Das Gesetz soll zunächst unmittelbar nur für Unternehmen mit mehr als 3.000 Arbeitnehmern gelten. Innerhalb von verbundenen Unternehmen nach § 15 AktG werden die Arbeitnehmer sämtlicher Konzerngesellschaften der Konzernmutter hinzugerechnet, selbst wenn die Tochtergesellschaften im Ausland ansässig sind. Ab dem 1. Januar 2024 wird der Anwendungsbereich des Gesetzes auf Unternehmen mit mehr als 1.000 Arbeitnehmern erweitert, der Schwellenwert für die Anwendung des Gesetzes also herabgesetzt.

Umfangreicher Menschenrechtskatalog

Ausgangspunkt der Sorgfaltspflichten ist die Sicherstellung der Durchsetzung international anerkannter Menschenrechte in der Lieferkette. Anhang I des Referentenentwurfs führt dazu eine Liste internationaler Menschenrechtsabkommen auf, aus denen sich die geschützten Rechtspositionen ergeben. Dazu gehören das Recht auf Leben und Gesundheit, die Verbote von Sklaverei und Kinderarbeit sowie der Schutz vor Folter und grausamer, unmenschlicher oder erniedrigender Behandlung. Der erfasste Menschenrechtskatalog umfasst darüber hinaus viele Rechte, die unmittelbar aus der Stellung einer Person als Arbeiter/-in folgen, wie beispielsweise das Recht auf einen angemessenen Lohn und gleiches Entgelt für gleichwertige Arbeit, das Recht auf Arbeitspausen und eine angemessene Begrenzung der Arbeitszeit sowie das Recht auf die Gründung von Gewerkschaften und das Streikrecht. Die Sorgfaltspflichten erstrecken sich ferner auf das Recht der Gewährung eines angemessenen Lebensstandards, einschließlich der Garantie ausreichender Nahrung, Unterbringung und einer Wasser- und Sanitärversorgung.

Damit erstrecken sich die Sorgfaltspflichten auf einen umfangreichen Menschenrechtskatalog, dessen Einhaltung originär eine staatliche Aufgabe ist.
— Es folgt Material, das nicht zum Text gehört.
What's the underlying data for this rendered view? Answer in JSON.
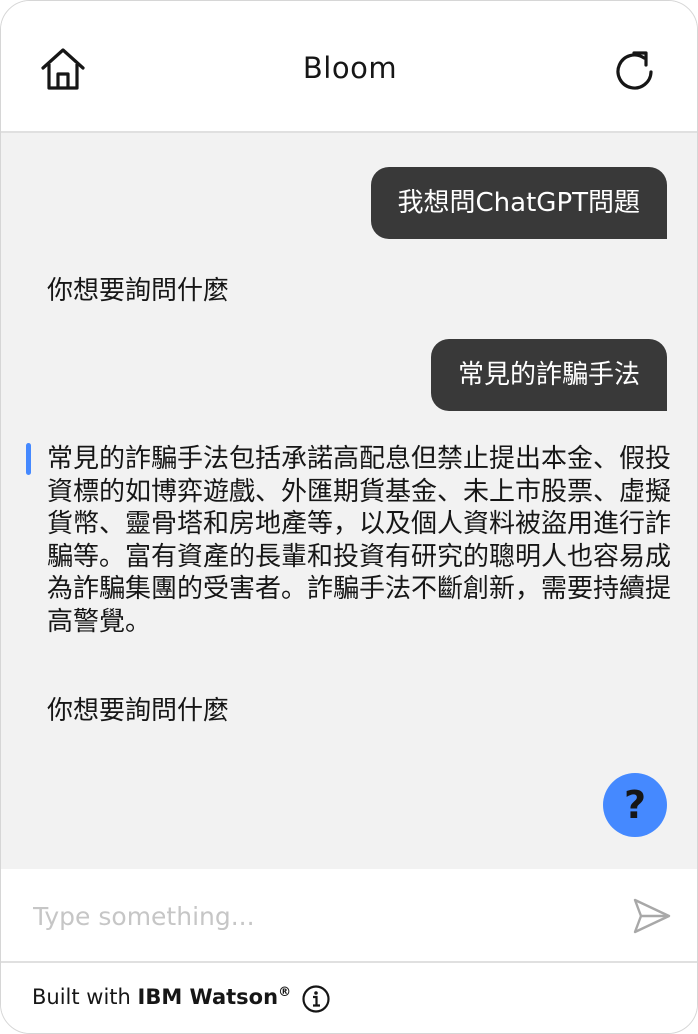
{
  "header": {
    "title": "Bloom",
    "home_icon": "home-icon",
    "restart_icon": "restart-icon"
  },
  "messages": [
    {
      "role": "user",
      "text": "我想問ChatGPT問題"
    },
    {
      "role": "bot",
      "text": "你想要詢問什麼"
    },
    {
      "role": "user",
      "text": "常見的詐騙手法"
    },
    {
      "role": "bot",
      "text": "常見的詐騙手法包括承諾高配息但禁止提出本金、假投資標的如博弈遊戲、外匯期貨基金、未上市股票、虛擬貨幣、靈骨塔和房地產等，以及個人資料被盜用進行詐騙等。富有資產的長輩和投資有研究的聰明人也容易成為詐騙集團的受害者。詐騙手法不斷創新，需要持續提高警覺。"
    },
    {
      "role": "bot",
      "text": "你想要詢問什麼"
    }
  ],
  "help_button": {
    "label": "?"
  },
  "input": {
    "placeholder": "Type something...",
    "value": ""
  },
  "footer": {
    "prefix": "Built with ",
    "brand": "IBM Watson",
    "registered": "®",
    "info_icon": "info-icon"
  },
  "colors": {
    "accent": "#4589ff",
    "user_bubble": "#393939",
    "chat_background": "#f2f2f2"
  }
}
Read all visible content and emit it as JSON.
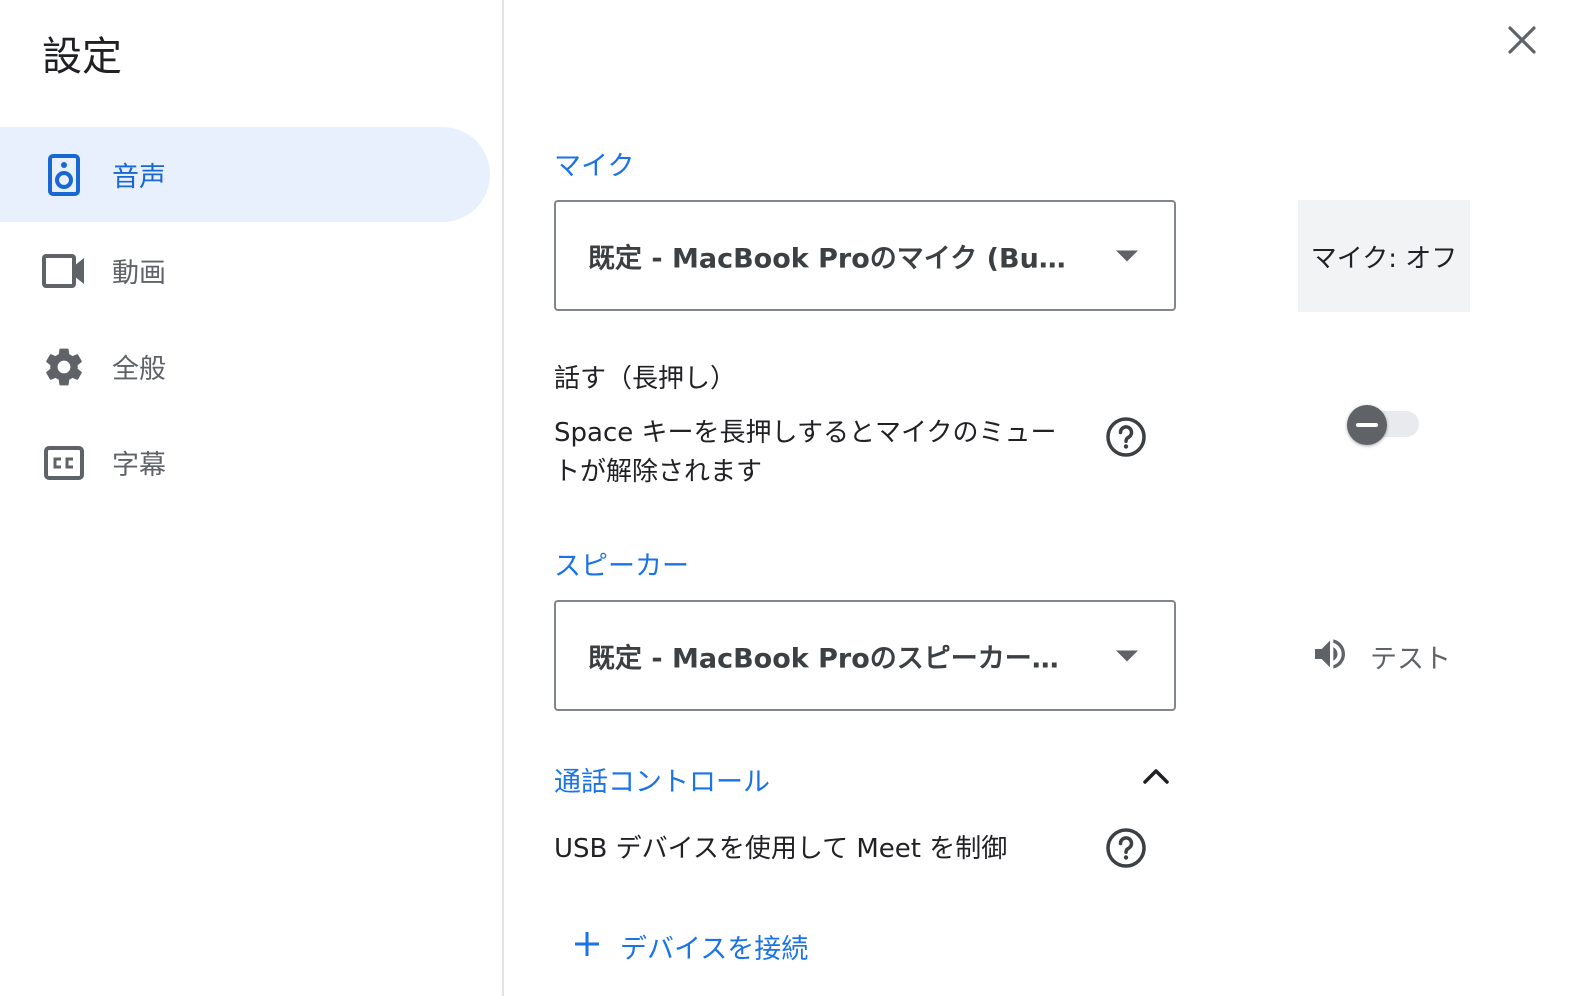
{
  "dialog": {
    "title": "設定",
    "close_icon": "close-icon"
  },
  "sidebar": {
    "items": [
      {
        "label": "音声",
        "icon": "speaker-icon",
        "active": true
      },
      {
        "label": "動画",
        "icon": "video-camera-icon",
        "active": false
      },
      {
        "label": "全般",
        "icon": "gear-icon",
        "active": false
      },
      {
        "label": "字幕",
        "icon": "closed-caption-icon",
        "active": false
      }
    ]
  },
  "microphone": {
    "section_title": "マイク",
    "selected": "既定 - MacBook Proのマイク (Built-in)",
    "status": "マイク: オフ"
  },
  "push_to_talk": {
    "label": "話す（長押し）",
    "description": "Space キーを長押しするとマイクのミュートが解除されます",
    "enabled": false,
    "help_icon": "help-circle-icon"
  },
  "speaker": {
    "section_title": "スピーカー",
    "selected": "既定 - MacBook Proのスピーカー (Bu...",
    "test_label": "テスト",
    "test_icon": "volume-icon"
  },
  "call_control": {
    "section_title": "通話コントロール",
    "expanded": true,
    "usb_label": "USB デバイスを使用して Meet を制御",
    "connect_label": "デバイスを接続",
    "connect_icon": "plus-icon"
  },
  "colors": {
    "accent": "#1a73e8",
    "active_bg": "#e8f0fe",
    "icon_gray": "#5f6368"
  }
}
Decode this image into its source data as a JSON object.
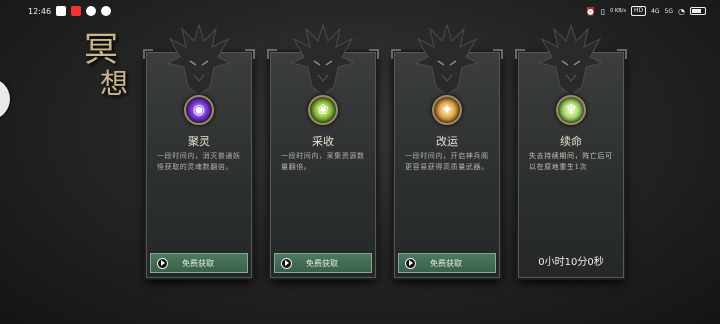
{
  "status_bar": {
    "time": "12:46",
    "icons_left": [
      "mail-icon",
      "red-app-icon",
      "app-icon",
      "sync-icon"
    ],
    "icons_right": [
      "alarm-icon",
      "vibrate-icon",
      "speed-icon",
      "hd-icon",
      "signal-4g-icon",
      "signal-5g-icon",
      "wifi-icon",
      "battery-icon"
    ],
    "net_speed": "0 KB/s",
    "hd_label": "HD",
    "sig1": "4G",
    "sig2": "5G"
  },
  "title": {
    "char1": "冥",
    "char2": "想"
  },
  "colors": {
    "button_green": "#3f6a50",
    "title_gold": "#cbb58d"
  },
  "cards": [
    {
      "name": "聚灵",
      "icon": "purple-orb-icon",
      "desc": "一段时间内，消灭普通妖怪获取的灵魂数翻倍。",
      "button_label": "免费获取"
    },
    {
      "name": "采收",
      "icon": "green-leaf-icon",
      "desc": "一段时间内，采集资源数量翻倍。",
      "button_label": "免费获取"
    },
    {
      "name": "改运",
      "icon": "gold-fortune-icon",
      "desc": "一段时间内，开启神兵阁更容易获得高质量武器。",
      "button_label": "免费获取"
    },
    {
      "name": "续命",
      "icon": "green-figure-icon",
      "desc": "失去持续期间，阵亡后可以在原地重生1次",
      "timer": "0小时10分0秒"
    }
  ]
}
Das Gesetz will die Verantwortung für die Durchsetzung international anerkannter Menschenrechte nicht vollends auf Unternehmen abwälzen, stellt aber fest, dass die Verantwortung für die Achtung der Menschenrechte auch Unternehmen trifft. Trotz des festzustellenden Bemühens um Konkretisierung bleibt der Schutzbereich indes in vielen Fällen vage: Was ist eine „ungeeignete Arbeitsorganisation in Bezug auf Arbeitszeiten und Ruhepausen“? Was ist ein „angemessener Lohn“? Schließlich: Wenn der Gesetzgeber das Gebot der Nichtdiskriminierung aufgrund von „nationaler oder ethnischer Abstammung, … sexueller Orientierung, …, politischer Meinung, Religion oder Weltanschauung“ ernst nimmt, kann noch nicht einmal in allen Mitgliedstaaten der EU ohne Risiko eines Verstoßes gegen das Lieferkettengesetz produziert werden.

Abgestufte Verantwortung

Das Gesetz definiert die Lieferkette sehr weit, wodurch sich die Reichweite der Sorgfaltspflichten erhöht. So hat ein Unternehmen die Sorgfaltspflichten innerhalb des eigenen Geschäftsbereichs, bei Handlungen seiner Vertragspartner (unmittelbare Zulieferer) sowie bei Handlungen weiterer Zulieferer (mittelbare Zulieferer) sicherzustellen.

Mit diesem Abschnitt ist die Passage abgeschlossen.